自治立法立案の技法私論~自治体法制執務雑感Ver.2

例規審査事務経験のある地方公務員のブログ。https://twitter.com/hotiak1

市長の在任期間に関する条例

米沢市長選 伊藤夢人氏が出馬表明

来年12月の任期満了に伴い行われる米沢市長選挙に、市の参与を務める伊藤夢人(いとう・ゆめと)さんが、きのう(18日)、出馬を表明しました。

 (中略)

なお、現職の中川勝(なかがわ・まさる)市長は、自身の任期を2期8年までとする条例を制定し、勇退が既定路線となっています。

テレビユー山形 2022年12月19日配信

 首長のいわゆる多選自粛条例を制定しても結局自粛をしないという例が多い中、条例の趣旨に沿った対応をすることは好感が持てるところだが、よく見ると、条例では現職(条例制定時)の市長しか対象にしていないとのこと*1。その条例は、次のとおりである。

   米沢市長の在任期間に関する条例(平成28年山形県米沢市条例第3号)

 (目的)

第1条 この条例は、幅広い権限を有する市長の在任期間の上限について定め、もって清新で活力ある市政の運営を目指すことを目的とする。

 (在任期間)

第2条 市長の職にある者は、その職に連続して2任期(地方自治法(昭和22年法律第67号)第140条第1項に規定する任期を1任期として算定する。)を超えて在任しないものとする。

   附 則

 この条例は、公布の日から施行し、同日に市長の職にある者について適用する。

 自分自身しか対象にしないのであれば、あえて条例化する必要はないと思うが、この条例が審議された議会の本会議における常任委員会委員長報告において、次のような発言がなされている。

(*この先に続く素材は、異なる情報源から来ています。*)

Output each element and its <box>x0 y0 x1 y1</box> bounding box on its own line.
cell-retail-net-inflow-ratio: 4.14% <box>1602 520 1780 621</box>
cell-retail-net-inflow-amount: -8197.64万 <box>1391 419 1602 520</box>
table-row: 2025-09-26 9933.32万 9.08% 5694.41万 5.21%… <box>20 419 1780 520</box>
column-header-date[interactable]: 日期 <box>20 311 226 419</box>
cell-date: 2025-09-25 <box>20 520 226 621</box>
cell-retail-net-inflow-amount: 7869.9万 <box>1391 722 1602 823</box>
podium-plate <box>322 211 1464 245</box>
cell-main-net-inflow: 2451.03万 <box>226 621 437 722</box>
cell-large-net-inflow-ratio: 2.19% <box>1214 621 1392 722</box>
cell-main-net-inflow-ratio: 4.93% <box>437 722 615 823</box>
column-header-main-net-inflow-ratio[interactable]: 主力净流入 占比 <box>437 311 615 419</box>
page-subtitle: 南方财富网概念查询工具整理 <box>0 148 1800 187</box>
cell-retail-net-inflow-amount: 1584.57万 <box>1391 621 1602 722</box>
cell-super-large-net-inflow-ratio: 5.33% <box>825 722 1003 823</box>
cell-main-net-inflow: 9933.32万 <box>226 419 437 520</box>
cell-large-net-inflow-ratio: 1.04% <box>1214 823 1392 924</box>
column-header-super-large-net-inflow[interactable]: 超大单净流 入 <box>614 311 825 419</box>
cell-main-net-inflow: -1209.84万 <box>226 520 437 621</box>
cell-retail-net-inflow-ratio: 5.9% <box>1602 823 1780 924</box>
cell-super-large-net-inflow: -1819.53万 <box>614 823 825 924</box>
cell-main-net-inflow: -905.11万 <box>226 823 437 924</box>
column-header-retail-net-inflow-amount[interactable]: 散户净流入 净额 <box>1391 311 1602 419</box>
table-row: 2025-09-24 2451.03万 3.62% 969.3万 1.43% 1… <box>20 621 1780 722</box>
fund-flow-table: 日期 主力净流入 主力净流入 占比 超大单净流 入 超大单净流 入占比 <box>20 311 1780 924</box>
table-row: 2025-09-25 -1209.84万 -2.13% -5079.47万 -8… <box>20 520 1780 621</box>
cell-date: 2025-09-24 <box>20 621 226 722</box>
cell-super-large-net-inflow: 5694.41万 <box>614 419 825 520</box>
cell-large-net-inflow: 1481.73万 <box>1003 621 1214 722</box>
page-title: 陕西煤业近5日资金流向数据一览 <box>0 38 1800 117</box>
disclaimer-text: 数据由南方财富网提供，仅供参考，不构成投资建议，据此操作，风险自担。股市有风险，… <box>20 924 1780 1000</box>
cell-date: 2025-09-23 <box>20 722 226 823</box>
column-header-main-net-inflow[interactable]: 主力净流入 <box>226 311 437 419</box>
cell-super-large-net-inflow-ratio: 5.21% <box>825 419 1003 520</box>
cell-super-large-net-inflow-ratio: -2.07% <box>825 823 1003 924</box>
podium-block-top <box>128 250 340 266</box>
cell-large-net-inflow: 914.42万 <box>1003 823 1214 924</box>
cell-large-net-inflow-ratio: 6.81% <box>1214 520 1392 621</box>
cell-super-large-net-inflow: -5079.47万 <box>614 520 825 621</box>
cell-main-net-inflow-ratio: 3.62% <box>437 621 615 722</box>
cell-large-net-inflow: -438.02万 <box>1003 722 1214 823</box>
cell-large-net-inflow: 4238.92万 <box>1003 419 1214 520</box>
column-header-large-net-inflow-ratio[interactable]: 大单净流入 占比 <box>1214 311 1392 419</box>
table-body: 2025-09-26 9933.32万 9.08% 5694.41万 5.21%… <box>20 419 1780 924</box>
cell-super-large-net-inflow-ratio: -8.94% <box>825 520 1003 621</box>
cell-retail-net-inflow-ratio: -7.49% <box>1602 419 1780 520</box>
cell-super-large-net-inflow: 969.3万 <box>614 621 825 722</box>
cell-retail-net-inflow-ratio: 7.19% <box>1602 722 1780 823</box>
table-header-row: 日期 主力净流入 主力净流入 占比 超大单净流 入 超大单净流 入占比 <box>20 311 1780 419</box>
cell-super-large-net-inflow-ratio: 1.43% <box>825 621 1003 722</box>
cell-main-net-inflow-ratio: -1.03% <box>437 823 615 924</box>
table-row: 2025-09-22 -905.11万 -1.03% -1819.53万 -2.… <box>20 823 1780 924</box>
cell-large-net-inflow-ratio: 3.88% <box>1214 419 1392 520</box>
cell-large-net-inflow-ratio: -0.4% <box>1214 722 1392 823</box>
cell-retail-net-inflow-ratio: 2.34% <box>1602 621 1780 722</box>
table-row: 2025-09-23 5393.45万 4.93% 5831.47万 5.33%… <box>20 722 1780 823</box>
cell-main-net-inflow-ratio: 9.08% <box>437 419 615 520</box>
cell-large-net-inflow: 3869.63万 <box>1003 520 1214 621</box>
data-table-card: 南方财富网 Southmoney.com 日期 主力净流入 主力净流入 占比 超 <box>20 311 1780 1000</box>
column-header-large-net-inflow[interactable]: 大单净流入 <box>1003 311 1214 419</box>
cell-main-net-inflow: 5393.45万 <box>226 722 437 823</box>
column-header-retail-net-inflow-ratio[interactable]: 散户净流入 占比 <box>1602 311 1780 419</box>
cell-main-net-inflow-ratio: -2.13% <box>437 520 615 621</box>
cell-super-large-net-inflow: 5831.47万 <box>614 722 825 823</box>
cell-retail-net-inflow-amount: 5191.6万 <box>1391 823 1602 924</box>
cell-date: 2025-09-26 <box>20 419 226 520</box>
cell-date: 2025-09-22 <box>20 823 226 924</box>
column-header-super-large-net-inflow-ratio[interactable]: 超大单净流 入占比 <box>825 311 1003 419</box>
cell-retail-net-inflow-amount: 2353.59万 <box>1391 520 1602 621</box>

 次に、『議第12号 米沢市長の在任期間に関する条例の設定について』でありますが、本案は、市長の在任期間の上限について定めようとするものであります。

 なお、委員会として、本案についての説明、答弁のため、議長を通して、市長に出席を求めました。

 本案に対し委員から、地方自治体が条例で多選を制限することは、憲法の規定に抵触しないのかとの質疑があり、当局から、法律上そのような規定がないことから、条例で明確に禁止をうたっているのであれば問題であるが、あくまで自粛という形であるので、法的には問題がないと考えているとの答弁がありました。さらに委員から、ほかの市町村の条例では、「在任しないよう努めるものとする」と表現しているが、あえて「在任しないものとする」としたのはなぜかと質され、市長から、2期8年を選挙公約として訴えてきおり、自分を律するためにも「在任しないものとする」という文言を使用したとの答弁がありました。

 また委員から、2期8年とした理由について質疑があり、市長から、閉塞感のある米沢を何とか打破したいとの思いで市長選に立候補したが、この期間で産業振興や人口減少に歯止めをかける施策に力を入れても成果が出なければ、市長は何をしているのかとなる。成果を出すためにしっかり取り組みたいとの純粋な考えで2期8年の期間としたとの答弁がありました。さらに委員から、本条例は立候補を制限するものではないため、市民から継続の要望があり、推薦された際は立候補する考えはあるのかと質され、市長から、推薦をいただくことはありがたいことではあるが、その場合はまちづくりの一定の方向性が見え成果も出たと判断し、次の若い人へ受け継いでまいりたいと考えているとの答弁がありました。

 採決に当たっては、法的には任期を制限するという禁止はできず、あくまでも努力規定であることから、この条例は現市長のみに係るものであり、あえて制定しなければならない意義について疑問が残るため反対するとの意見。他自治体で既に施行されているものがあるという状況を踏まえれば、首長としての決意を示すための条例と受けとめ賛成するとの意見に分かれたため、起立による採決を行った結果、賛成多数で可決すべきものと決しました。

平成28年3月米沢市議会定例会・総務文教常任委員会委員長報告平成28年3月24日)

 これを読んでみてもあえて条例化する意義は感じられないところだが、それはともかく、条例において気になる点を3点程挙げておく。

  1.  目的規定は、現職のみ対象とする意図を書くべきであり、書けないのであれば、置くべきではないだろう。
  2.  あくまでも努力規定と考えるのであれば、第2条の「ものとする」はやはり不適当である。
  3.  現職のみ対象とすることについて、附則で適用関係として処理しているが、むしろ第2条を「この条例の施行の際現に市長の職にある者は、……」とする方がよいと思う。

*1:条例制定時の首長に限って対象としている条例は、地方自治研究機構のサイトによると、令和4年9月5日現在で3市存する。